In the children’s story, Chicken Little, Henny-Penny runs around saying the sky was falling. There’s a similar cry in “Unrivaled,” an essay by Stanley Bing. In it, he lists comments by pundits, past and present, who predicted that the sky was falling for American dominance on the world stage. He begins with the threat of communism, then moves to Japan’s economic influence and finally, to China’s rise to power. (“Unrivaled” by Stanley Bing, Fortune, 4/8/13 pg. 108)
Given all these dire predictions, the United States remains the primary economy of the world. Bing wonders why and ends his speculations by telling a story. It’s about an Albanian cab driver he met recently, a women who fled to the United States to escape political oppression. While she taxied Bing to his destination, she took one hand off the steering wheel and waved in a 360 circle at the wild scene of Midtown Manhattan. “This here,” she exclaimed was “the best place in the world.” (Ibid. pg 104).

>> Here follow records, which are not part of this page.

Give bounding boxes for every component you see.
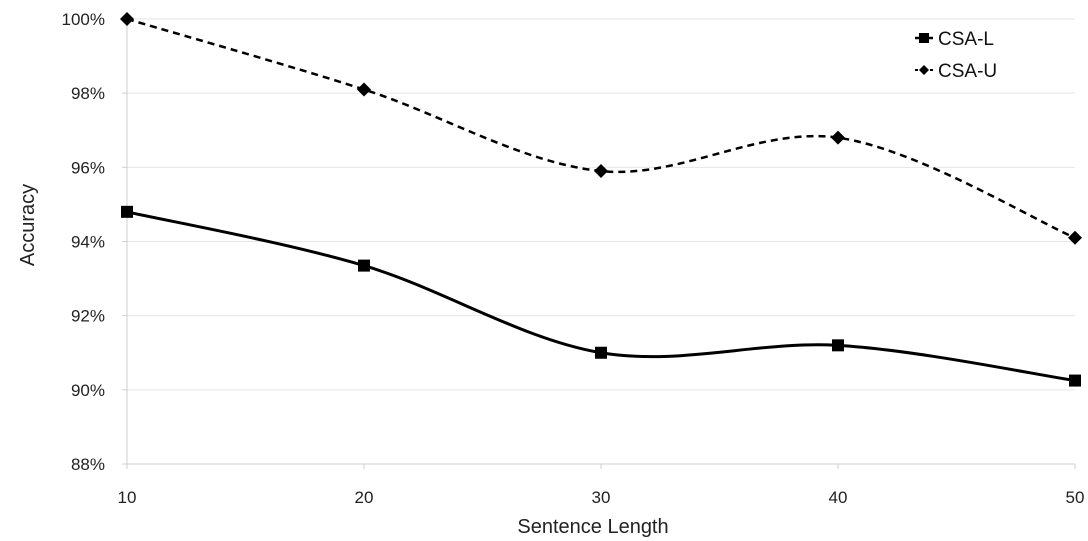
legend-label-csa-u: CSA-U bbox=[938, 61, 997, 82]
data-point-csa-l bbox=[832, 339, 844, 352]
legend-marker-csa-u bbox=[919, 65, 929, 75]
axes bbox=[122, 18, 1076, 469]
series-csa-u bbox=[120, 12, 1082, 245]
y-tick-label: 96% bbox=[71, 158, 105, 177]
legend: CSA-L CSA-U bbox=[915, 29, 997, 82]
y-tick-label: 100% bbox=[62, 10, 105, 29]
x-tick-label: 20 bbox=[355, 488, 374, 507]
data-point-csa-l bbox=[595, 346, 607, 359]
x-tick-label: 50 bbox=[1066, 488, 1085, 507]
x-tick-label: 30 bbox=[592, 488, 611, 507]
y-tick-label: 98% bbox=[71, 84, 105, 103]
data-point-csa-l bbox=[121, 205, 133, 218]
gridlines bbox=[127, 18, 1075, 391]
data-point-csa-l bbox=[358, 259, 370, 272]
x-axis-ticks: 10 20 30 40 50 bbox=[118, 488, 1085, 507]
x-axis-title: Sentence Length bbox=[517, 516, 668, 538]
y-tick-label: 90% bbox=[71, 381, 105, 400]
legend-item-csa-l: CSA-L bbox=[915, 29, 994, 50]
legend-label-csa-l: CSA-L bbox=[938, 29, 994, 50]
x-tick-label: 10 bbox=[118, 488, 137, 507]
series-csa-l bbox=[121, 205, 1081, 387]
data-point-csa-u bbox=[357, 82, 371, 97]
series-line-csa-u bbox=[126, 17, 1076, 239]
y-tick-label: 88% bbox=[71, 455, 105, 474]
y-tick-label: 92% bbox=[71, 307, 105, 326]
x-tick-label: 40 bbox=[829, 488, 848, 507]
y-axis-title: Accuracy bbox=[17, 184, 39, 266]
y-tick-label: 94% bbox=[71, 233, 105, 252]
y-axis-ticks: 88% 90% 92% 94% 96% 98% 100% bbox=[62, 10, 105, 474]
legend-item-csa-u: CSA-U bbox=[915, 61, 997, 82]
series bbox=[120, 12, 1082, 387]
data-point-csa-u bbox=[120, 12, 134, 26]
data-point-csa-l bbox=[1069, 374, 1081, 387]
data-point-csa-u bbox=[1068, 230, 1082, 245]
data-point-csa-u bbox=[831, 130, 845, 145]
legend-marker-csa-l bbox=[919, 33, 929, 43]
data-point-csa-u bbox=[594, 164, 608, 179]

The truth is, if many natural born Americans were asked to comment on what the cab driver said, they’d counter with an argument. They’d remind the woman that our government is ineffective, that the economy is growing at a scant 2%, that the job market is lousy and that wealth in the country is unevenly distributed. And that’s just a start. But I’m guessing the cab driver would reply that the government may be ineffective but it isn’t tyrannical, that the growth rate is low but the United States is one of the few countries in the world where there is growth, that the wealthy are getting wealthier, but there is still room for the American dream. Look at her. She’s a woman making a living as a taxi driver in Manhattan.
I think that Albanian cab driver got it right when she swept her hand around in a 360 degree circumference. She was pointing to diversity, that civility in disharmony. The United States is full of arguments whether it be gun control, abortion, or whether the blue states or red states are setting the right course for the country. We are a nation roiling in the stew of free debate. Generally, solutions arise from that debate.
Except for a handful of American Indians, all of us trace our origins to a foreign shore. Somehow, we have come together to live in peace, and we do — through good times and bad. Diversity is our strength because in seeking solutions to our problems, we’ve learned to compromise. May our Congress and the rest of us never forget that.